How long does a sleep study take?

A standard in-lab polysomnography begins between 8 and 10 PM and concludes around 6 AM — approximately 8 hours. Technicians need at least 6 hours of actual recorded sleep to generate a valid report. Some protocols include a daytime MSLT nap study appended directly after, extending the session through early afternoon.

Can I sleep normally during a polysomnography?

Most patients sleep somewhat less efficiently than at home — the unfamiliar environment, equipment, and monitoring cables affect sleep architecture for many people. However, laboratories are designed to be as comfortable as possible, and technicians monitor in real time and can reduce discomfort. Even with reduced efficiency, enough data is typically captured for a reliable diagnosis.

What does a sleep study cost without insurance?

In-lab PSG ranges from $1,000 to $4,000 without insurance. Home sleep apnea tests (HSATs) are significantly less, typically $150 to $500. Most insurance plans including Medicare cover PSG when ordered by a physician for symptoms suggesting sleep apnea or other disorders. Always obtain pre-authorization.

What is the difference between a Type I and Type III sleep study?

Type I (attended in-lab PSG) is the gold standard — a technician monitors you throughout the night in a sleep lab. Type III is a home sleep apnea test recording airflow, effort, and oxygen saturation without EEG. Type III studies are appropriate for uncomplicated suspected OSA but cannot diagnose insomnia, narcolepsy, or parasomnias, which require full in-lab recording.

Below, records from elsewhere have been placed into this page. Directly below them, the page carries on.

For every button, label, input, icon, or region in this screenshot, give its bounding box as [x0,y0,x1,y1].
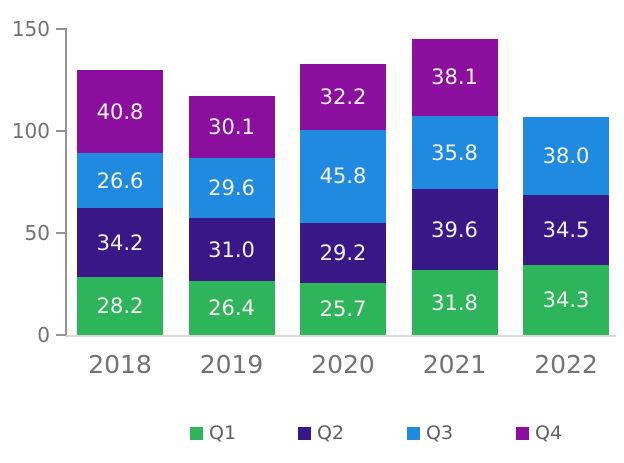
y-tick-mark-50 [56,232,66,234]
x-tick-label-2020: 2020 [311,350,375,379]
bar-value-label-2019-q1: 26.4 [208,296,255,321]
x-tick-label-2019: 2019 [199,350,264,379]
legend-item-q2: Q2 [298,423,344,443]
bar-segment-2020-q3: 45.8 [300,129,386,223]
legend-swatch-q1 [190,426,203,440]
legend-swatch-q4 [516,426,529,440]
bar-value-label-2022-q2: 34.5 [542,217,590,242]
bar-segment-2019-q4: 30.1 [188,96,275,158]
bar-value-label-2020-q4: 32.2 [319,84,367,109]
y-tick-label-150: 150 [11,17,50,41]
bar-value-label-2018-q3: 26.6 [96,168,144,193]
legend-swatch-q2 [298,426,311,440]
y-tick-mark-0 [56,334,66,336]
bar-segment-2022-q1: 34.3 [523,265,609,335]
y-tick-label-50: 50 [24,221,50,245]
x-axis-baseline [65,335,616,337]
legend-item-q3: Q3 [407,423,453,443]
bar-segment-2019-q1: 26.4 [188,281,275,335]
legend-label-q2: Q2 [317,422,345,444]
legend: Q1 Q2 Q3 Q4 [0,423,624,445]
bar-value-label-2021-q1: 31.8 [431,290,478,315]
x-tick-label-2022: 2022 [534,350,598,379]
bar-segment-2019-q3: 29.6 [188,157,275,218]
y-tick-mark-100 [56,130,66,132]
legend-label-q4: Q4 [535,422,563,444]
bar-value-label-2021-q2: 39.6 [431,217,478,242]
bar-value-label-2018-q1: 28.2 [96,294,144,319]
bar-segment-2021-q4: 38.1 [411,38,498,117]
bar-segment-2020-q4: 32.2 [300,63,386,130]
bar-value-label-2018-q2: 34.2 [96,230,144,255]
bar-value-label-2018-q4: 40.8 [96,99,144,124]
bar-segment-2018-q4: 40.8 [77,70,163,154]
bar-value-label-2020-q3: 45.8 [319,164,367,189]
legend-swatch-q3 [407,426,420,440]
x-tick-label-2021: 2021 [422,350,487,379]
bar-segment-2022-q3: 38.0 [523,117,609,195]
bar-value-label-2019-q3: 29.6 [208,175,255,200]
bar-value-label-2022-q3: 38.0 [542,143,590,168]
bar-segment-2021-q2: 39.6 [411,189,498,271]
y-tick-label-0: 0 [37,323,50,347]
bar-segment-2018-q1: 28.2 [77,277,163,335]
bar-value-label-2020-q2: 29.2 [319,240,367,265]
bar-segment-2020-q1: 25.7 [300,282,386,335]
bar-segment-2021-q3: 35.8 [411,116,498,190]
bar-segment-2021-q1: 31.8 [411,270,498,335]
bar-value-label-2019-q2: 31.0 [208,237,255,262]
bar-value-label-2021-q4: 38.1 [431,65,478,90]
bar-segment-2018-q3: 26.6 [77,153,163,208]
bar-segment-2019-q2: 31.0 [188,217,275,282]
legend-item-q4: Q4 [516,423,562,443]
bar-segment-2020-q2: 29.2 [300,223,386,283]
y-tick-mark-150 [56,28,66,30]
x-tick-label-2018: 2018 [88,350,152,379]
bar-value-label-2020-q1: 25.7 [319,296,367,321]
bar-value-label-2019-q4: 30.1 [208,114,255,139]
legend-item-q1: Q1 [190,423,236,443]
legend-label-q1: Q1 [209,422,237,444]
bar-segment-2022-q2: 34.5 [523,194,609,266]
legend-label-q3: Q3 [426,422,454,444]
bar-segment-2018-q2: 34.2 [77,207,163,278]
bar-value-label-2021-q3: 35.8 [431,140,478,165]
y-axis-line [65,28,67,337]
bar-value-label-2022-q1: 34.3 [542,288,590,312]
y-tick-label-100: 100 [11,119,50,143]
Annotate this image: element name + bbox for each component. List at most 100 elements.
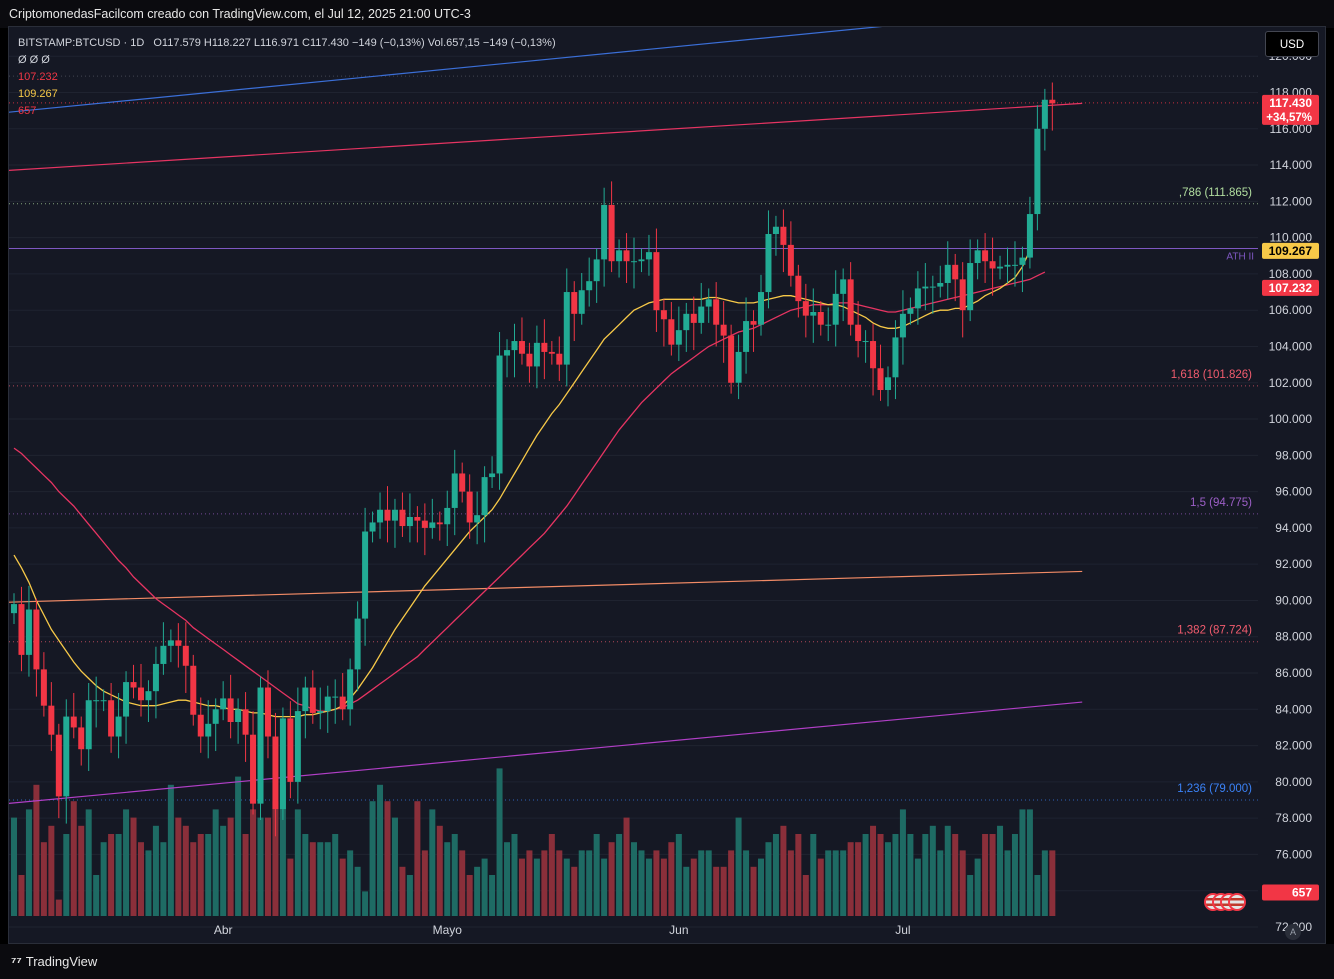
candle-body <box>369 522 376 532</box>
volume-bar <box>220 825 227 916</box>
candle-body <box>1041 99 1048 129</box>
volume-bar <box>504 842 511 916</box>
candle-body <box>123 682 130 717</box>
price-axis-label: 116.000 <box>1270 122 1313 136</box>
fib-level-label: 1,236 (79.000) <box>1177 783 1252 795</box>
fib-level-label: 1,382 (87.724) <box>1177 625 1252 637</box>
volume-bar <box>272 801 279 916</box>
candle-body <box>429 522 436 528</box>
volume-bar <box>377 784 384 916</box>
volume-bar <box>713 866 720 916</box>
candle-body <box>1049 99 1056 104</box>
legend-volume-value: 657 <box>18 105 37 117</box>
candle-body <box>683 313 690 331</box>
candle-body <box>765 233 772 293</box>
volume-bar <box>1034 875 1041 916</box>
candle-body <box>1019 257 1026 265</box>
candle-body <box>175 640 182 646</box>
volume-bar <box>70 801 77 916</box>
volume-bar <box>137 842 144 916</box>
candle-body <box>795 275 802 302</box>
candle-body <box>137 687 144 701</box>
volume-bar <box>832 850 839 916</box>
candle-body <box>967 263 974 311</box>
volume-bar <box>638 850 645 916</box>
volume-bar <box>631 842 638 916</box>
volume-bar <box>578 850 585 916</box>
price-badge <box>1262 242 1319 259</box>
volume-bar <box>728 850 735 916</box>
candle-body <box>309 687 316 713</box>
volume-bar <box>653 850 660 916</box>
volume-bar <box>287 858 294 916</box>
currency-button[interactable]: USD <box>1265 31 1319 57</box>
candle-body <box>399 509 406 527</box>
chart-frame[interactable] <box>8 26 1326 944</box>
price-badge-value: 117.430 <box>1269 96 1312 110</box>
candle-body <box>279 718 286 810</box>
candle-body <box>466 491 473 523</box>
candle-body <box>205 723 212 737</box>
volume-bar <box>847 842 854 916</box>
volume-bar <box>571 866 578 916</box>
candle-body <box>160 645 167 664</box>
candle-body <box>474 515 481 523</box>
volume-bar <box>421 850 428 916</box>
brand-name: TradingView <box>25 954 98 969</box>
legend-indicator-symbols: Ø Ø Ø <box>18 54 50 66</box>
candle-body <box>287 718 294 782</box>
price-badge-change: +34,57% <box>1266 112 1312 124</box>
volume-bar <box>11 817 17 916</box>
candle-body <box>1026 214 1033 258</box>
volume-bar <box>944 825 951 916</box>
candle-body <box>347 669 354 710</box>
candle-body <box>436 522 443 525</box>
volume-bar <box>25 809 32 916</box>
volume-bar <box>108 834 115 916</box>
volume-bar <box>795 834 802 916</box>
candle-body <box>825 324 832 326</box>
volume-bar <box>1041 850 1048 916</box>
volume-bar <box>197 834 204 916</box>
candle-body <box>690 313 697 323</box>
volume-bar <box>347 850 354 916</box>
fib-level-label: ,786 (111.865) <box>1179 187 1252 199</box>
candle-body <box>190 665 197 715</box>
us-flag-icon[interactable] <box>1228 893 1246 911</box>
volume-bar <box>743 850 750 916</box>
volume-bar <box>772 834 779 916</box>
candle-body <box>832 293 839 325</box>
volume-bar <box>1049 850 1056 916</box>
candle-body <box>720 324 727 336</box>
volume-bar <box>242 834 249 916</box>
volume-bar <box>705 850 712 916</box>
volume-bar <box>384 801 391 916</box>
time-axis-label: Jun <box>669 923 688 937</box>
candle-body <box>653 252 660 311</box>
candle-body <box>601 204 608 260</box>
candle-body <box>787 244 794 276</box>
candle-body <box>526 353 533 367</box>
legend-symbol[interactable]: BITSTAMP:BTCUSD · 1D <box>18 37 145 49</box>
volume-bar <box>608 842 615 916</box>
volume-bar <box>481 858 488 916</box>
auto-scale-button[interactable]: A <box>1285 924 1301 940</box>
volume-bar <box>997 825 1004 916</box>
volume-bar <box>541 850 548 916</box>
volume-bar <box>937 850 944 916</box>
candle-body <box>631 261 638 263</box>
volume-bar <box>645 858 652 916</box>
volume-bar <box>496 768 503 916</box>
time-axis-label: Mayo <box>433 923 463 937</box>
volume-bar <box>406 875 413 916</box>
tradingview-logo[interactable]: ⁷⁷ TradingView <box>11 954 97 969</box>
candle-body <box>391 509 398 521</box>
volume-bar <box>735 817 742 916</box>
candle-body <box>489 473 496 478</box>
price-axis-label: 82.000 <box>1275 739 1312 753</box>
volume-bar <box>391 817 398 916</box>
volume-bar <box>802 875 809 916</box>
candle-body <box>100 700 107 702</box>
volume-bar <box>93 875 100 916</box>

How soon will I get sleep study results?

A sleep technician scores the raw data the following day. A board-certified sleep physician then interprets the scored data and writes the clinical report. Most labs deliver final results within 5 to 10 business days. Results are typically reviewed with you at a follow-up appointment, after which a treatment plan — CPAP titration, behavioral referral, or medication — is initiated.